Nul ruisseau ne parcourt ces vastes et mornes solitudes. L’eau du ciel s’y enfouit aussitôt et ne revoit le jour qu’à l’Est et à l’Ouest, dans les vallées de Vallan et de Vaux.

Longtemps Auxerre fut tributaire pour son alimentation en eau des sources de Vallan et de Ste Nitasse, en rive gauche. Le liquide salvateur était acheminé à l’Arbre Sec par de grosses pompes mues par l’Yonne, et dont les pistons cyclopéens expulsaient l’eau vive vers les réservoirs des hauteurs.

Cependant la ville grandissait et en 1945 nos libérateurs américains crurent bon de créer une piscine en utilisant notre bonne vieille eau.

À Auxerre, on est plutôt porté sur le vin, mais il fallut faire face.

Nous habitions rue Bourneil et mon père, récemment rentré d’Allemagne, fort maigre et avec un vocabulaire allemand fort réduit trouva une solution. Empoignant un seau et ma main – j’avais alors sept ans – il prit la direction du pont de Vallan, qu’aucune bombe ne menaça jamais. Là un étroit sentier nous conduisit à un ruisseau inconnu dont nous remontâmes le cours. Miracle ! D’un trou vaste et qui me parut insondable montait une eau limpide et fraîche, avec abondance et fougue.

« C’est la Fontaine Ronde, m’expliqua mon père : l’ultime épanchement des plateaux du champ de manœuvre, la seule vraie source d’ Auxerre. Divers chemins y mènent, mais elle est peu connue et fort heureusement assez proche de chez nous.

La Fontaine Ronde ne l’était pas du tout, affichant une forme pentagonale constituée par des blocs énormes, dont, malgré mes recherches archéologiques je ne connus jamais l’origine.

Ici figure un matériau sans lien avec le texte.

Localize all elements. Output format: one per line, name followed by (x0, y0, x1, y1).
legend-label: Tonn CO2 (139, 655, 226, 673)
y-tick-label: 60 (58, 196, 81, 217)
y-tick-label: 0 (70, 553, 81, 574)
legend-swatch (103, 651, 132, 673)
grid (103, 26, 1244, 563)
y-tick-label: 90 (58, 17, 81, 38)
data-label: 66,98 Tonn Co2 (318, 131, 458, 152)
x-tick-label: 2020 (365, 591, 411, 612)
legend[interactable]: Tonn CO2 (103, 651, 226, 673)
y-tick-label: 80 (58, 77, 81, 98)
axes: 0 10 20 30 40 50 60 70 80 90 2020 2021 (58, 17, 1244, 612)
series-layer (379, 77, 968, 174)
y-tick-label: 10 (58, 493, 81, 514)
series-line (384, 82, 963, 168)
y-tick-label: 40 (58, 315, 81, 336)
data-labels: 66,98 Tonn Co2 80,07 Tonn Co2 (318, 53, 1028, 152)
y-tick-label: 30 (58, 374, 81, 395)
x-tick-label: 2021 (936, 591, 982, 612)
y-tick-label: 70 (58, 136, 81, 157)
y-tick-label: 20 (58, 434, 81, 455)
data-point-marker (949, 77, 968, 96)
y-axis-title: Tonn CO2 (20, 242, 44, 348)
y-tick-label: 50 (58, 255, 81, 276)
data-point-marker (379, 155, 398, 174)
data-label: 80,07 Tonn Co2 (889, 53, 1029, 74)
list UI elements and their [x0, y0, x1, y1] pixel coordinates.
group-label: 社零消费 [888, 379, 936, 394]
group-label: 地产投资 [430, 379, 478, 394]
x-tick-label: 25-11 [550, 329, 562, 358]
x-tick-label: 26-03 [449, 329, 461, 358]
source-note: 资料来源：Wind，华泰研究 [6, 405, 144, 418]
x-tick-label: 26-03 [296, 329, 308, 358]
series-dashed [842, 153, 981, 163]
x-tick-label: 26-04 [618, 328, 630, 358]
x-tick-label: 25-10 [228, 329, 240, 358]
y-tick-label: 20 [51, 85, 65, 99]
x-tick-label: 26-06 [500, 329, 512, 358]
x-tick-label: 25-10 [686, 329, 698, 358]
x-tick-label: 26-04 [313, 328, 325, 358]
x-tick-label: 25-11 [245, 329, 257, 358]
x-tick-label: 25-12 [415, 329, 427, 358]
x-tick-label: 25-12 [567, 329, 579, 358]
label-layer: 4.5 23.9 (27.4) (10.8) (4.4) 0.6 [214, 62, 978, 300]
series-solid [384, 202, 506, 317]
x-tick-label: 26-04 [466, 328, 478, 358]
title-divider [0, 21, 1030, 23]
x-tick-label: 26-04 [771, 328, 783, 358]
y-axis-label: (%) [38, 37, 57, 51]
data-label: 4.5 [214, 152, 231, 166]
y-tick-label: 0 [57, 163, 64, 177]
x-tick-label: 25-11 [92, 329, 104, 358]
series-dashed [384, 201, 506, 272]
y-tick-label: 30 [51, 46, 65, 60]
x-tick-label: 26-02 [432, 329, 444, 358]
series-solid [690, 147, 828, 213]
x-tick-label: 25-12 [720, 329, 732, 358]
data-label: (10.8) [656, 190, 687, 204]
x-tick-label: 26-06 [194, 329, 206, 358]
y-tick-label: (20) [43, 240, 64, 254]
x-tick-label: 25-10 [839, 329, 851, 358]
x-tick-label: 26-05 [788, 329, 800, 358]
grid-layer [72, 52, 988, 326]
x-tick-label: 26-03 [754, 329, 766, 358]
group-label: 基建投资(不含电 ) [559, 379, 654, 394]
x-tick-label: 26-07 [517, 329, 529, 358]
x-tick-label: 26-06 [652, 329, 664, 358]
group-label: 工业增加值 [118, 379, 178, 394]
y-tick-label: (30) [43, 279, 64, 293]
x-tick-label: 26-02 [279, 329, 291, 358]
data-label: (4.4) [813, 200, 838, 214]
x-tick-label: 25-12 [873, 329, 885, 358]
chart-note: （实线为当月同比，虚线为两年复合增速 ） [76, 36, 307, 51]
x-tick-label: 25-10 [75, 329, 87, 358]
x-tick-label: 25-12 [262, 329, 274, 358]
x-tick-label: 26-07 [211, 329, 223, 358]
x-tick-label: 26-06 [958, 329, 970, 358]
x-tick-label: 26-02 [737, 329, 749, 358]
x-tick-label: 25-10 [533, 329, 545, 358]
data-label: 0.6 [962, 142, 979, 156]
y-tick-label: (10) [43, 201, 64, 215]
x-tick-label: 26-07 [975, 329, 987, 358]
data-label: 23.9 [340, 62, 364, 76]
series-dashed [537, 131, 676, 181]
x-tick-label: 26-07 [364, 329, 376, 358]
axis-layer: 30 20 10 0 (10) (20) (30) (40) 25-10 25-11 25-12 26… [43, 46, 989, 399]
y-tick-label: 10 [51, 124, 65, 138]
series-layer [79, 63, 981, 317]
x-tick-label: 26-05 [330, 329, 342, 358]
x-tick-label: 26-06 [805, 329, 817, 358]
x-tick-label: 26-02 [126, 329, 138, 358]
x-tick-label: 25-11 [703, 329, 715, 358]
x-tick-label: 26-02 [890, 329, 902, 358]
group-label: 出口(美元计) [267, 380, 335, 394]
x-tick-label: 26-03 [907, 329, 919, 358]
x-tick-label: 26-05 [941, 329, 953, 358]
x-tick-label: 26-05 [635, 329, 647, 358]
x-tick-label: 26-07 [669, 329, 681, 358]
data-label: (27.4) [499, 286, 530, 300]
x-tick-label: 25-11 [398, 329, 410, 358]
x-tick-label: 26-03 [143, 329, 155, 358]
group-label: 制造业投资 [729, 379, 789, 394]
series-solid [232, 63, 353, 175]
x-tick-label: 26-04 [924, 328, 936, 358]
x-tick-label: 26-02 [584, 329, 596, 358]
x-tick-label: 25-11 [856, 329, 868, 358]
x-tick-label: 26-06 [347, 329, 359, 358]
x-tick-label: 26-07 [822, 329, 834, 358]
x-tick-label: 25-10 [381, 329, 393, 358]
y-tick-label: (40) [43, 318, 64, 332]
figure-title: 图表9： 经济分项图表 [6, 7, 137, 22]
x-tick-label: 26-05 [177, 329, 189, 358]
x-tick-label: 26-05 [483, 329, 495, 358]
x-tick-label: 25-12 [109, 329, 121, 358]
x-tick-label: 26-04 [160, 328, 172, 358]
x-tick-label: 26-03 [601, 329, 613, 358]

Il semble qu’aux temps préhistoriques, ce qui devait devenir la ville d’Auxerre soit né au confluent de ce ruisseau (le ruisseau de Ranthaume) et l’Yonne.

  • « viens voir, dit mon père, il y a pour revenir à la maison un chemin qui va t’étonner. »

Descendant cette fois le cours du ruisseau, nous nous heurtâmes au talus du chemin de fer, que l’on connaît aujourd’hui sous le nom de « Coulée verte ».

Là, les ingénieurs avaient vu grand. Un très vaste tunnel s’ouvre, béant, pour recevoir ce mince ruisseau. En rive gauche une banquette confortable s’offre au piéton. Nulle lampe, nulle lumière pour guider les pas. Il faut faire confiance à une très faible lueur et se confier à Pluton ; Sortit de là, on revoit le jour et disparaître le ruisseau dans un vaste égout.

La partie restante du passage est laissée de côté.